Because the body is diverting resources to the systems required for immediate survival, the immune system can become suppressed. And not only does that make you susceptible to new viruses (one study found that people who recently experienced a major stressful life event were more likely to catch a cold), but it can also activate existing infections and viruses. Stress can affect the regulation of inflammation, and increased inflammation can, in turn, exacerbate conditions such as asthma, inflammatory bowel disease and rheumatoid arthritis. That inflammatory response also means we’re less able to fight off infections, making symptoms worse.

Immunity

It’s a no-brainer that the last thing we feel after a long, stressful day is sexy. The stress response is a physical one, and when we’re feeling threatened, sex is the least important priority. Stress activates the sympathetic nervous system (read: an uptick in heart rate and blood pressure), while the more relaxing parasympathetic nervous system is involved in sexual arousal. And, at the most basic level, people typically need to feel comfortable and relaxed to be in the mood for sex, not strung-out and distracted.

Libido

When you’re under pressure, the body is diverting all of its resources toward immediate survival, not future goals like reproduction. “Fertility is a long-term evolutionary privilege we have to transmit our genes,” Sood says. “We don’t want to have babies if I don’t know if I’m going to live through the next two minutes.” Not to mention: Stress can really zap sex drive.

Fertility

While the long-perpetuated myth that stress can turn your hair gray is yet to be conclusively proven, we do know that too much stress can stimulate hair loss. Hair naturally cycles through growth and rest phases — but when we’re experiencing acute, severe stress, the body might start to divert resources away from the hair, meaning it can spend a longer amount of time in the resting phase, a condition called telogen effluvium. The result is less hair growth and, at the same time, more hair loss. Chronic stress can also trigger a disorder called trichotillomania, where people feel compelled to pull or twist hair — whether it’s from the scalp, eyebrows, eyelashes or other body parts — until it falls out.

Hair

When we’re stressed out, our muscles tense up to prepare for the fight or flight response — and this includes the muscles in the jaw. Why some people are more likely to tense up in the jaw than others “is less clear, but we commonly ‘clench our teeth’ when stressed, fearful or angry,” Spiegel says.
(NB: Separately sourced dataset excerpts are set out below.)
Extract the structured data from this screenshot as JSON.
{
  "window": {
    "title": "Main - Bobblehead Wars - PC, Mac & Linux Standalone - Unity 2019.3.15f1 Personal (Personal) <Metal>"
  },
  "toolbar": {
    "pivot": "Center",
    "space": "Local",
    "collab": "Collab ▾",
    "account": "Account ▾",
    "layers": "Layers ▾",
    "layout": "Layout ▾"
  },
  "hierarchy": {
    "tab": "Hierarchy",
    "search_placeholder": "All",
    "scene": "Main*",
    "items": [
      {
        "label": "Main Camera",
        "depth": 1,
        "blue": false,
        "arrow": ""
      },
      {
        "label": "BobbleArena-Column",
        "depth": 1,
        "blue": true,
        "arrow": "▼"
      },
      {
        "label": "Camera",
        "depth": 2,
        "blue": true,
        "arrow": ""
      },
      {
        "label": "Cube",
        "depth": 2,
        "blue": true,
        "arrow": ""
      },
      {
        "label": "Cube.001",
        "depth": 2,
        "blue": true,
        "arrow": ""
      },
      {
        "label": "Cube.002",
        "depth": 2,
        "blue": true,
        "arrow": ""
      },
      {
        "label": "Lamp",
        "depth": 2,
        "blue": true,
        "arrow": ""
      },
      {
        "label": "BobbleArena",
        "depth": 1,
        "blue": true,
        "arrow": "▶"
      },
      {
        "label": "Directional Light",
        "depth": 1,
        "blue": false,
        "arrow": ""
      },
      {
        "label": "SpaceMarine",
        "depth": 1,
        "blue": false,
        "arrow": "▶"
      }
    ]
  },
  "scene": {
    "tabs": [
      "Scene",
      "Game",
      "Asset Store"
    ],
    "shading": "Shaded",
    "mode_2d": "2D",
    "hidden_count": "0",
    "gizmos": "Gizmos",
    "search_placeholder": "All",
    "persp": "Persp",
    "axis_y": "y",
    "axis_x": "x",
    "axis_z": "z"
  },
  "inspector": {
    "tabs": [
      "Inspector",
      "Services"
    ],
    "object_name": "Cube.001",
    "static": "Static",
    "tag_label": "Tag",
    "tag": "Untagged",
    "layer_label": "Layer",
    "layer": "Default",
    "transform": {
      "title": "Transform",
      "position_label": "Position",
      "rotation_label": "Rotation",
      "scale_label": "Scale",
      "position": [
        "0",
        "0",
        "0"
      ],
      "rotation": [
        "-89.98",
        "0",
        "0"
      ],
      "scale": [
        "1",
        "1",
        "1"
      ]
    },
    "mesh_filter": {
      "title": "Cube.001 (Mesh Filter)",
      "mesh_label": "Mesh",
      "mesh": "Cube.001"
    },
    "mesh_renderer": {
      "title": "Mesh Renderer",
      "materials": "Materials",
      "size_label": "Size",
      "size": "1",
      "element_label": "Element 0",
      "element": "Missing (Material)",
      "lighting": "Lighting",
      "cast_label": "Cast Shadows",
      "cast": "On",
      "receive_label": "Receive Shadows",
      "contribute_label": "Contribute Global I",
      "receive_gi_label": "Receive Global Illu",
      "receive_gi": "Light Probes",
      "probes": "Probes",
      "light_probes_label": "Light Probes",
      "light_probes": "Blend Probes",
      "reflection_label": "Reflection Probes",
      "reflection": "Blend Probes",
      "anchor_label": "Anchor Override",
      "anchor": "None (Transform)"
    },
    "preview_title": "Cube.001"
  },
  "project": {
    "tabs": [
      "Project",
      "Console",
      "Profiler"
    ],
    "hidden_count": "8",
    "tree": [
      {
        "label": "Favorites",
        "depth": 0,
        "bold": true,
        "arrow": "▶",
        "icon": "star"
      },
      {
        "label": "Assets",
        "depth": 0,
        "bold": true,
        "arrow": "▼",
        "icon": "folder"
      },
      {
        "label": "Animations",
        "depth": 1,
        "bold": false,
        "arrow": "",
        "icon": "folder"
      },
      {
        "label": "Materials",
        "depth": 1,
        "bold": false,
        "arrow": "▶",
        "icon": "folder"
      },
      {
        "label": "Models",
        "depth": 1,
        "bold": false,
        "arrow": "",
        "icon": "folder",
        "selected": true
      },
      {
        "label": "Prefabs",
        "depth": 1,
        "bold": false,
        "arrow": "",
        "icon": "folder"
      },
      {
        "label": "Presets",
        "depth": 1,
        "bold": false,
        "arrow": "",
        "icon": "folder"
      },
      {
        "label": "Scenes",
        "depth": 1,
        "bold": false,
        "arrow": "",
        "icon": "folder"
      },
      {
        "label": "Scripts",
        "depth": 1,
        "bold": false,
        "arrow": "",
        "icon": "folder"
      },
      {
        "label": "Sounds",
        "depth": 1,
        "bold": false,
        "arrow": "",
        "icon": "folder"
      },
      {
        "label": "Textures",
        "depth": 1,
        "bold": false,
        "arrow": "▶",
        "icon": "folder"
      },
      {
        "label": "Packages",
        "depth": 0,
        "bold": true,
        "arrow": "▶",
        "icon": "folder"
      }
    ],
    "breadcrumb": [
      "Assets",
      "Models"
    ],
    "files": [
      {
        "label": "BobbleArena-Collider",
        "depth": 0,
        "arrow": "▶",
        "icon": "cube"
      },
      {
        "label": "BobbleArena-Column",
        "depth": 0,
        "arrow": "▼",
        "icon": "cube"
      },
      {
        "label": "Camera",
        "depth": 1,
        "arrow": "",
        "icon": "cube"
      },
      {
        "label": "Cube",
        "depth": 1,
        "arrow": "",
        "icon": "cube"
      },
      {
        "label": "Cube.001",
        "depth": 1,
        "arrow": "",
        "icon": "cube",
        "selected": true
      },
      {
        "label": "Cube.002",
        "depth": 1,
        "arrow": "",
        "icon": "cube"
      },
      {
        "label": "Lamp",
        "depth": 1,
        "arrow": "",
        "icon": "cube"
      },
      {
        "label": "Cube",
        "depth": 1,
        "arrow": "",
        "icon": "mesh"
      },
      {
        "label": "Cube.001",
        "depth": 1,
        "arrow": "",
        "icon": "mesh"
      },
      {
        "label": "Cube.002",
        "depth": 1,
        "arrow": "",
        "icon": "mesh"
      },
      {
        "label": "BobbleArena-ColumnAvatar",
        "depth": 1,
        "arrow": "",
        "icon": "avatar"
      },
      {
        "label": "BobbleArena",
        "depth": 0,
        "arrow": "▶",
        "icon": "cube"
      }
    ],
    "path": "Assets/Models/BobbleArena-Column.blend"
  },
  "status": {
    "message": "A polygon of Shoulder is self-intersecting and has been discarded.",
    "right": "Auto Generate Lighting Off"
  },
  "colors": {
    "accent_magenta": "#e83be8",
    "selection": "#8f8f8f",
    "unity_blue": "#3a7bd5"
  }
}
Tension can also trigger teeth-grinding.

Jaw

The body needs more oxygen to fuel the fight or flight response, which can cause us to start breathing more rapidly. And in order to breathe quickly, we take shallow, more superficial breaths instead of fewer, deep ones. Before you know it, you’re short of breath and, in severe cases, maybe even hyperventilating. Consciously taking deep breaths can have the opposite effect by activating the calming parasympathetic nervous system. Stress also predisposes us to inflammation, which can make asthma attacks more likely.